University Athletics runs a deficit

Department takes in revenue from student fees, ACC, ticket sales, donor support

According to reporting done by The Washington Post, the University’s athletics department is operating at a loss. Over the course of 10 years — between 2004 and 2014 — athletic revenue has jumped $8.7 million while the deficit has risen to $17 million, according to a Washington Post’s analysis of athletic departments of 53 public schools.

The Athletics Department receives funding from the University operating budget, including a portion of mandatory student fees — $657 per student per year. In 2014-15, the department received $97.6 million from the University’s operating budget, approximately $13.2 million of which came from student fees, according to The Washington Post. Students are charged mandatory fees to support athletics and other services such as student health, recreational facilities, University transit and Safe Ride.

The department is an “auxiliary” of the University, which means it retains its revenues and is responsible for covering large capital projects through its own budget.

Auxiliary units such as the athletics department “are expected to be fully self-supporting for both operating and capital purposes,” according to a summary of the 2014-15 University operating budget. “As an auxiliary unit, Athletics and IM-Rec Sports will retain revenues generated (student fees, conference revenue, gate receipts, and corporate sponsorships) and will be held responsible for generating sufficient revenues to cover planned expenditures.”

Revenues in the athletics department come from distributions from the ACC, student fees, ticket sales, and support from the Virginia Athletics Foundation.

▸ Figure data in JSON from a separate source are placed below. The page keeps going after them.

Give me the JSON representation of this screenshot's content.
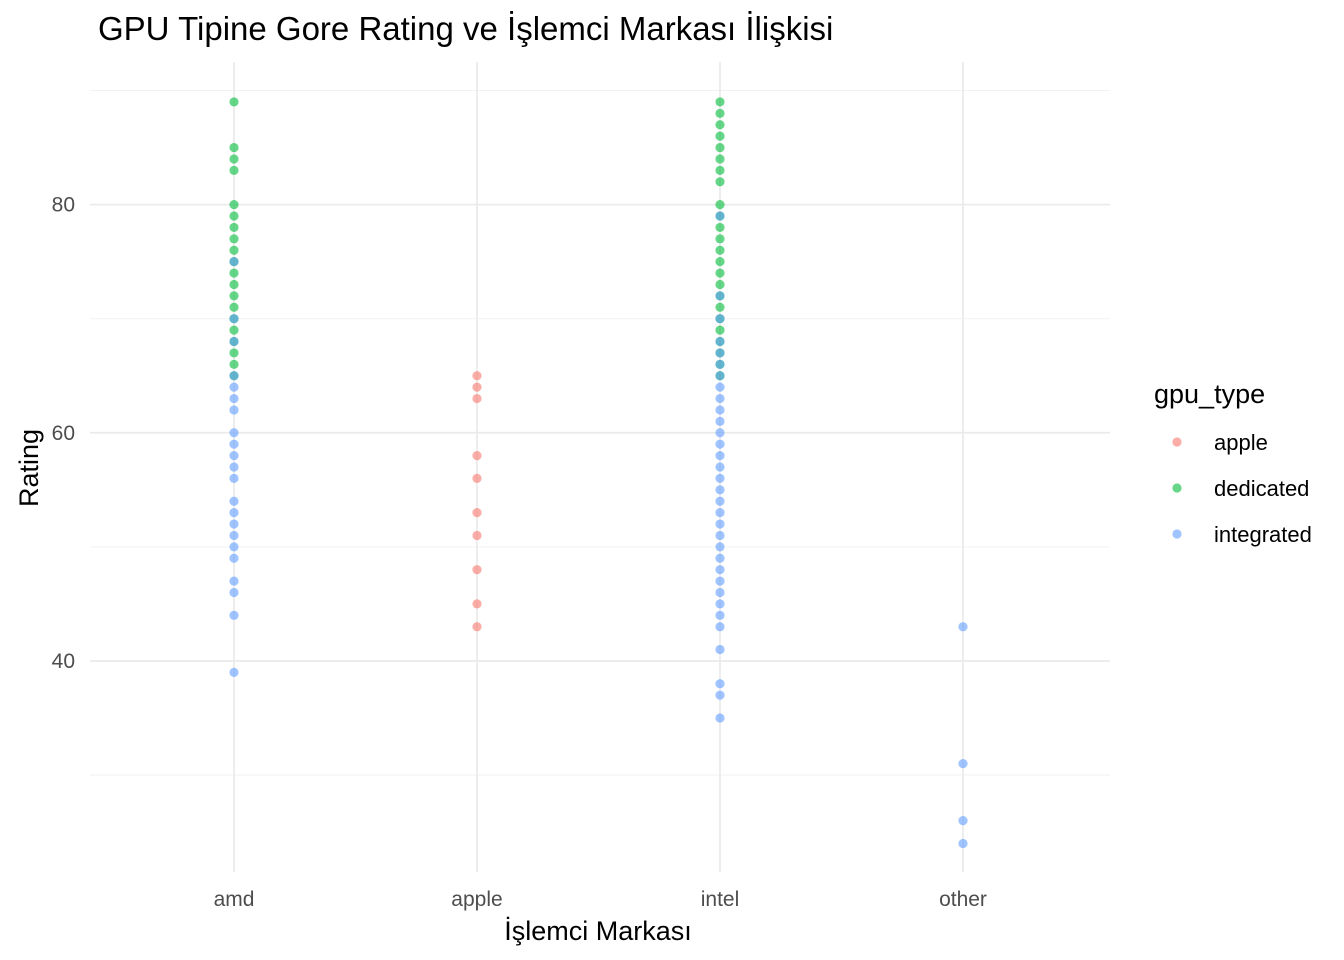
{
  "chart_data": {
    "type": "scatter",
    "title": "GPU Tipine Gore Rating ve İşlemci Markası İlişkisi",
    "xlabel": "İşlemci Markası",
    "ylabel": "Rating",
    "categories": [
      "amd",
      "apple",
      "intel",
      "other"
    ],
    "ylim": [
      21.5,
      92.5
    ],
    "y_ticks": [
      40,
      60,
      80
    ],
    "grid": true,
    "legend": {
      "title": "gpu_type",
      "position": "right"
    },
    "series": [
      {
        "name": "apple",
        "color": "#F8766D",
        "points": [
          {
            "x": "apple",
            "y": 65
          },
          {
            "x": "apple",
            "y": 64
          },
          {
            "x": "apple",
            "y": 63
          },
          {
            "x": "apple",
            "y": 58
          },
          {
            "x": "apple",
            "y": 56
          },
          {
            "x": "apple",
            "y": 53
          },
          {
            "x": "apple",
            "y": 51
          },
          {
            "x": "apple",
            "y": 48
          },
          {
            "x": "apple",
            "y": 45
          },
          {
            "x": "apple",
            "y": 43
          }
        ]
      },
      {
        "name": "dedicated",
        "color": "#00BA38",
        "points": [
          {
            "x": "amd",
            "y": 89
          },
          {
            "x": "amd",
            "y": 85
          },
          {
            "x": "amd",
            "y": 84
          },
          {
            "x": "amd",
            "y": 83
          },
          {
            "x": "amd",
            "y": 80
          },
          {
            "x": "amd",
            "y": 79
          },
          {
            "x": "amd",
            "y": 78
          },
          {
            "x": "amd",
            "y": 77
          },
          {
            "x": "amd",
            "y": 76
          },
          {
            "x": "amd",
            "y": 75
          },
          {
            "x": "amd",
            "y": 74
          },
          {
            "x": "amd",
            "y": 73
          },
          {
            "x": "amd",
            "y": 72
          },
          {
            "x": "amd",
            "y": 71
          },
          {
            "x": "amd",
            "y": 70
          },
          {
            "x": "amd",
            "y": 69
          },
          {
            "x": "amd",
            "y": 68
          },
          {
            "x": "amd",
            "y": 67
          },
          {
            "x": "amd",
            "y": 66
          },
          {
            "x": "amd",
            "y": 65
          },
          {
            "x": "intel",
            "y": 89
          },
          {
            "x": "intel",
            "y": 88
          },
          {
            "x": "intel",
            "y": 87
          },
          {
            "x": "intel",
            "y": 86
          },
          {
            "x": "intel",
            "y": 85
          },
          {
            "x": "intel",
            "y": 84
          },
          {
            "x": "intel",
            "y": 83
          },
          {
            "x": "intel",
            "y": 82
          },
          {
            "x": "intel",
            "y": 80
          },
          {
            "x": "intel",
            "y": 79
          },
          {
            "x": "intel",
            "y": 78
          },
          {
            "x": "intel",
            "y": 77
          },
          {
            "x": "intel",
            "y": 76
          },
          {
            "x": "intel",
            "y": 75
          },
          {
            "x": "intel",
            "y": 74
          },
          {
            "x": "intel",
            "y": 73
          },
          {
            "x": "intel",
            "y": 72
          },
          {
            "x": "intel",
            "y": 71
          },
          {
            "x": "intel",
            "y": 70
          },
          {
            "x": "intel",
            "y": 69
          },
          {
            "x": "intel",
            "y": 68
          },
          {
            "x": "intel",
            "y": 67
          },
          {
            "x": "intel",
            "y": 66
          },
          {
            "x": "intel",
            "y": 65
          }
        ]
      },
      {
        "name": "integrated",
        "color": "#619CFF",
        "points": [
          {
            "x": "amd",
            "y": 75
          },
          {
            "x": "amd",
            "y": 70
          },
          {
            "x": "amd",
            "y": 68
          },
          {
            "x": "amd",
            "y": 65
          },
          {
            "x": "amd",
            "y": 64
          },
          {
            "x": "amd",
            "y": 63
          },
          {
            "x": "amd",
            "y": 62
          },
          {
            "x": "amd",
            "y": 60
          },
          {
            "x": "amd",
            "y": 59
          },
          {
            "x": "amd",
            "y": 58
          },
          {
            "x": "amd",
            "y": 57
          },
          {
            "x": "amd",
            "y": 56
          },
          {
            "x": "amd",
            "y": 54
          },
          {
            "x": "amd",
            "y": 53
          },
          {
            "x": "amd",
            "y": 52
          },
          {
            "x": "amd",
            "y": 51
          },
          {
            "x": "amd",
            "y": 50
          },
          {
            "x": "amd",
            "y": 49
          },
          {
            "x": "amd",
            "y": 47
          },
          {
            "x": "amd",
            "y": 46
          },
          {
            "x": "amd",
            "y": 44
          },
          {
            "x": "amd",
            "y": 39
          },
          {
            "x": "intel",
            "y": 79
          },
          {
            "x": "intel",
            "y": 72
          },
          {
            "x": "intel",
            "y": 70
          },
          {
            "x": "intel",
            "y": 68
          },
          {
            "x": "intel",
            "y": 67
          },
          {
            "x": "intel",
            "y": 66
          },
          {
            "x": "intel",
            "y": 65
          },
          {
            "x": "intel",
            "y": 64
          },
          {
            "x": "intel",
            "y": 63
          },
          {
            "x": "intel",
            "y": 62
          },
          {
            "x": "intel",
            "y": 61
          },
          {
            "x": "intel",
            "y": 60
          },
          {
            "x": "intel",
            "y": 59
          },
          {
            "x": "intel",
            "y": 58
          },
          {
            "x": "intel",
            "y": 57
          },
          {
            "x": "intel",
            "y": 56
          },
          {
            "x": "intel",
            "y": 55
          },
          {
            "x": "intel",
            "y": 54
          },
          {
            "x": "intel",
            "y": 53
          },
          {
            "x": "intel",
            "y": 52
          },
          {
            "x": "intel",
            "y": 51
          },
          {
            "x": "intel",
            "y": 50
          },
          {
            "x": "intel",
            "y": 49
          },
          {
            "x": "intel",
            "y": 48
          },
          {
            "x": "intel",
            "y": 47
          },
          {
            "x": "intel",
            "y": 46
          },
          {
            "x": "intel",
            "y": 45
          },
          {
            "x": "intel",
            "y": 44
          },
          {
            "x": "intel",
            "y": 43
          },
          {
            "x": "intel",
            "y": 41
          },
          {
            "x": "intel",
            "y": 38
          },
          {
            "x": "intel",
            "y": 37
          },
          {
            "x": "intel",
            "y": 35
          },
          {
            "x": "other",
            "y": 43
          },
          {
            "x": "other",
            "y": 31
          },
          {
            "x": "other",
            "y": 26
          },
          {
            "x": "other",
            "y": 24
          }
        ]
      }
    ]
  }
}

“Each sports program submits an annual operational budget request for the following fiscal year to the business office and sport supervisor that feeds into the overall athletics department budget,” Todd Goodale, the University’s senior associate athletics director for external affairs, told The Cavalier Daily. “Requests for additional funding are prioritized based on need and funding potential within the department’s overall budget in mind. In some cases, new requests may require fundraising support.”

The department supports 12 men’s varsity sports and 13 women’s varsity sports.

Virginia plays in the Atlantic Coast Conference, considered part of the “Power Five” conferences, which are the wealthiest in the country — primarily because of football. At schools considered “power-house” schools, revenue from ticket sales, contributions, NCAA and conference distribution of funding, sponsorships, and endorsements is significantly higher than at other schools. Spending at these programs primarily goes to coach and staff salaries and benefits, facilities and travel and recruiting, according to revenue and expense reports for 2015.

In fiscal year 2015, football ticket sales at U.Va. totaled almost $8 million, while men’s basketball was just under $4 million. Ticket sales for every other sport combined just surpassed $1 million, according to public financial reports from the Athletics Department.

In fact, most sports lost money over the course of the year. 

“We understand there’s a cost to provide opportunities for male and female student-athletes to excel,” Goodale said. “We believe this is part of the University’s overall commitment to excellence.”

The Virginia Athletic Foundation, a private foundation that raises money through private donations on behalf of the athletics department, plays a vital funding role.

The money raised by the VAF supports a portion of the department’s operational budget and alleviates costs incurred from student-athlete scholarships and the athletic academic affairs budget.

“The VAF is similar to other foundations on Grounds that generate revenue to support a specific UVA department,” Goodale said.

Of the $97.6 million total allocation, 39 percent is related to compensation, 16 percent to grants-in-aid (fully funded by donations from the Virginia Athletic Foundation), 10 percent covered debt service on facilities, and 6 percent involved transfers to reserves. The remaining 29 percent — $28.3 million — went to “other than personnel services” which includes operation and management of facilities, equipment, uniforms, and other supporting expenses, according to a 2014-15 Board of Visitor’s budget summary.

—Elizabeth Parker contributed to reporting. 

Correction: A previous version of this article misquoted Goodale as saying there is a benefit to losing money on sports. He did not say this.